The International Civil Aviation Organization (ICAO), the UN body tasked with setting up worldwide standards in aviation, suffered a cybersecurity breach in 2016 that infected several servers and compromised privileged user accounts. The agency's security team went out of its way to cover up and obstruct the ensuing investigation, internal documents obtained by CBC revealed.
The documents show that the agency's network was full of security holes no one had bothered to flag before the attack. Even in the days after the attack, agency officials maintained their habit of not replying to emails or replying after delays of several days — which is unacceptable in a situation where speed is of the essence.
It is uncertain who exactly attacked the international agency, but the CBC report says the attacker could have belonged to an espionage group named Emissary Panda, which allegedly has ties to the Chinese government.
But for the purposes of cyberespionage, "ICAO would be a natural choice" as a target, José Fernandez, a cybersecurity expert and professor at Polytechnique Montréal, told reporters. "They would have been a one-stop shop for hacking everybody else in the aerospace industry."
After discovering the attack, four members of ICAO's information and communications technology department (ICT), led by James Wan, were dispatched to plug the hole. A UN-affiliated IT agency also got involved into the investigation.
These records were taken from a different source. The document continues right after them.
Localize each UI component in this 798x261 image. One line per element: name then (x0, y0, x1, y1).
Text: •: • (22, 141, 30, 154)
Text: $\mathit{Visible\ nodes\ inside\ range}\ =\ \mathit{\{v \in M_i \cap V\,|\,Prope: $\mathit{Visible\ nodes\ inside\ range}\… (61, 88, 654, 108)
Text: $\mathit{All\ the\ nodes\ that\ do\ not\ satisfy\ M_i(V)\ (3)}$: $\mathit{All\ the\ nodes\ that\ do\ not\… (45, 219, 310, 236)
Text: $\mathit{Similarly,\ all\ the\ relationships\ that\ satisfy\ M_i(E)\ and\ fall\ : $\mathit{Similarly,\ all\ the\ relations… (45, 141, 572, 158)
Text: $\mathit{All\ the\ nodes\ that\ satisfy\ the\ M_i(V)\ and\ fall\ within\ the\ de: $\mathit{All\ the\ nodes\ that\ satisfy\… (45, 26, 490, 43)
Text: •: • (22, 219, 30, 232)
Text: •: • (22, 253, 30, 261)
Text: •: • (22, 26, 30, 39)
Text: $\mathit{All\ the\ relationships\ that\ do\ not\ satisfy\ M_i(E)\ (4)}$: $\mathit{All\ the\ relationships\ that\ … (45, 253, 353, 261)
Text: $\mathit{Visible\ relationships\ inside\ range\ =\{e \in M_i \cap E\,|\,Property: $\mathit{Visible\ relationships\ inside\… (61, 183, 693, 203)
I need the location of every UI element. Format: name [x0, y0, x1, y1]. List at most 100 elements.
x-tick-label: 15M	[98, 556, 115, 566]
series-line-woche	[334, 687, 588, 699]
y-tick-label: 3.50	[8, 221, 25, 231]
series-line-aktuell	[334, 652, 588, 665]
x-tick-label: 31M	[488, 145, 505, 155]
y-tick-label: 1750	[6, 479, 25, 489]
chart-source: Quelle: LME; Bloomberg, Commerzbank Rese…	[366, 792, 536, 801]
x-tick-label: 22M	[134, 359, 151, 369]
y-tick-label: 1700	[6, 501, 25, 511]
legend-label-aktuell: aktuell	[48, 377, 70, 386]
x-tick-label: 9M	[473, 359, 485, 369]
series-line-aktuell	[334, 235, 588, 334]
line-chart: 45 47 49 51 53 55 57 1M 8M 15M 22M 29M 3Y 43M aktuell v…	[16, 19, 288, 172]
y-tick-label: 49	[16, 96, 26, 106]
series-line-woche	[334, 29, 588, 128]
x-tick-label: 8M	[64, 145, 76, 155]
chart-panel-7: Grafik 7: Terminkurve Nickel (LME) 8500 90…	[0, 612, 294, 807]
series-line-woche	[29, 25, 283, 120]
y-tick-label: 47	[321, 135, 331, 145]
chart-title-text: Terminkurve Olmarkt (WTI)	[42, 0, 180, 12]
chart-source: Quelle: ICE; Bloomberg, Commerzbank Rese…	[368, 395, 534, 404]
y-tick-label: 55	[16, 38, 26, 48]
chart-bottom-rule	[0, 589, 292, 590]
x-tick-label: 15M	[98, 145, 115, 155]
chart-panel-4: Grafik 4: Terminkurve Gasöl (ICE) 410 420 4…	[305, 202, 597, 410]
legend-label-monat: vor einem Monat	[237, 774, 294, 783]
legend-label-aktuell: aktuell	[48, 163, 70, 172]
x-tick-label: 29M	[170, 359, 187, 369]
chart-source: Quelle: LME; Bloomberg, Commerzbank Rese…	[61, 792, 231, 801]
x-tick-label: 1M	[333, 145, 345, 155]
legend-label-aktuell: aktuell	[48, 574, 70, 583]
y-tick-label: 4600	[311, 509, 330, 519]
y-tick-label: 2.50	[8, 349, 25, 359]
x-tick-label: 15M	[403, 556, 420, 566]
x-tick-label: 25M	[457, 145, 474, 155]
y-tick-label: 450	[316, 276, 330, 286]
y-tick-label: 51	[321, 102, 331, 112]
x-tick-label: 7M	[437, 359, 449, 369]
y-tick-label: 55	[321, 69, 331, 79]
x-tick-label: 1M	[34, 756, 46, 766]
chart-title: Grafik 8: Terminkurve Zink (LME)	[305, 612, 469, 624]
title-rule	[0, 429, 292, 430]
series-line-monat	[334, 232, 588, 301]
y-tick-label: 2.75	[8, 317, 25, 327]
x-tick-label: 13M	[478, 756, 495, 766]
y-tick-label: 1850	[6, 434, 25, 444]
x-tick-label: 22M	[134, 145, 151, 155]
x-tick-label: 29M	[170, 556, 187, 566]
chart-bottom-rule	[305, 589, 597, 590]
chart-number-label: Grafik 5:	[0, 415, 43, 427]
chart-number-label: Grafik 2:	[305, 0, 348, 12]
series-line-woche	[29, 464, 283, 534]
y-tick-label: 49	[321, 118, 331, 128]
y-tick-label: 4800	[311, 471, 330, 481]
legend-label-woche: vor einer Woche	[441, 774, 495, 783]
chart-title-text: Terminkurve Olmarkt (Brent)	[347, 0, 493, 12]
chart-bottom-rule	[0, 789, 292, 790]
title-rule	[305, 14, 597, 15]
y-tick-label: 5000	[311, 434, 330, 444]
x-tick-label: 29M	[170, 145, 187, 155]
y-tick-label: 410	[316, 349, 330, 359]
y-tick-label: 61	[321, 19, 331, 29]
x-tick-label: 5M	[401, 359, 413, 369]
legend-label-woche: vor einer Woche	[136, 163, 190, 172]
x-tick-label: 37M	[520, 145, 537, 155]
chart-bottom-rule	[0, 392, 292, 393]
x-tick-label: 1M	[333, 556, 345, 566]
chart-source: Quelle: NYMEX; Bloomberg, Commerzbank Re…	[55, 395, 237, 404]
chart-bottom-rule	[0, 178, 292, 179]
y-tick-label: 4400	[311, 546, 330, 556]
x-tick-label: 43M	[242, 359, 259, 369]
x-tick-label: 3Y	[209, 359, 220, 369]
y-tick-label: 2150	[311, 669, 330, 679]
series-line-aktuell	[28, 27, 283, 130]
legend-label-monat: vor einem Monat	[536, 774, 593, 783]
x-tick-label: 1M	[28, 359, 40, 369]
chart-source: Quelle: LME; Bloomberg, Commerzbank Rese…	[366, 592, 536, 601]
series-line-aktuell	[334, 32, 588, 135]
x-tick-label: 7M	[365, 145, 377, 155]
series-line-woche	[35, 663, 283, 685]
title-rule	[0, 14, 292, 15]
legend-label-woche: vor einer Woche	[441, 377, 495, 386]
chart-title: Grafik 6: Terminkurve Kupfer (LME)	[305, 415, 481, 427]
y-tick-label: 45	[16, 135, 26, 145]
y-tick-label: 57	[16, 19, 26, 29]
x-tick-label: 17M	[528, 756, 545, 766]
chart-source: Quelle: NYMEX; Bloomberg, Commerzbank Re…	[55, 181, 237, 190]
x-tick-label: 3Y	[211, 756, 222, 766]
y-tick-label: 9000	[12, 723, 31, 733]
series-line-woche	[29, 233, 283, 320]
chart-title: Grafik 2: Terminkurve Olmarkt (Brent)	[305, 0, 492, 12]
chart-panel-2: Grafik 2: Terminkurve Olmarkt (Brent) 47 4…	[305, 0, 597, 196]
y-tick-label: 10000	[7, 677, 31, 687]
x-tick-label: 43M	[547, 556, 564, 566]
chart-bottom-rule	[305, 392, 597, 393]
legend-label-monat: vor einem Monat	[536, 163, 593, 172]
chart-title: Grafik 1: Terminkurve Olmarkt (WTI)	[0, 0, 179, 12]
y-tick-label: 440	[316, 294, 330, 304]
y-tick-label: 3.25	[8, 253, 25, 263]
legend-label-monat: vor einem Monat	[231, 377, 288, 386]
The ICT team reportedly dismissed the UN agency's expertise, handed the UN team old and unusuable data, and simply did not bother to reply to emails for days, CBC reports. It was not until the next month that ICAO agreed to fly in one UN analyst, and even then it took three days of repeated requests to grant him access to the data logs.
What the analyst discovered was shocking: what was believed to be a single incident had in actuality spread to several servers, including ICAO's email server, which meant more than 2,000 ICAO users' passwords were compromised. It also meant the hacker could have accessed personnel records of past and current employees, medical records of those who had used ICAO's health clinic, financial transaction records and the personal information of anyone who had visited the ICAO building or registered on an ICAO website, CBC says.
"He ought to have known that through his actions, he recklessly compromised the security of confidential data," read one of the documents obtained by CBC.
At the same time, UN IT analysts decrypted the same file independently and made an alarming discovery: one of the ICT team members' superuser accounts had been tied to the attack. What this meant is that either the ICT member was himself part of the attack, or his account had been been compromised by the hacker.
It doesn't stop there, though: this exact superuser had been tasked with validating the UN team's forensic work! And — you could have guessed it by this point — the team member deemed the UN's malware discoveries "false positives," meaning there was no malware to find in the first place.
Based on this user's report, Wan reported to his ICAO superiors that the entire incident was a minor one and that UN analysts were making too much of it.
By the end of the year, the agency brought in an independent security team, SecureWorks, to fix what ICT could not. However, the team complained that Wan had "engaged in a pattern of obstruction, deception, insubordination and incompetence in his handling of the ongoing cybersecurity response."
SecureWorks determined the agency's security problems dated back at least three years before the hack.
According to the documents obtained by CBC, Wan stayed home on three different occasions during the breach investigation, without giving ICAO information security officers the authority to act. Whenever he was sent emails with urgent requests, he either replied with a delay of three days or never replied at all.
"On Jan. 12, when [Wan] was asked in an email to approve a long-term action plan to improve ICAO cybersecurity that had been developed by the New York IT analysts and SecureWorks, Wan never replied," CBC report reads.
Wan took emergency leave, and the plan was never approved, the report says.
Despite all of these issues, neither the four ICT members nor Wan himself were fired from ICAO. A confidential source told CBC there "was pressure from higher up the United Nations chain to return them to work, where they are to this day."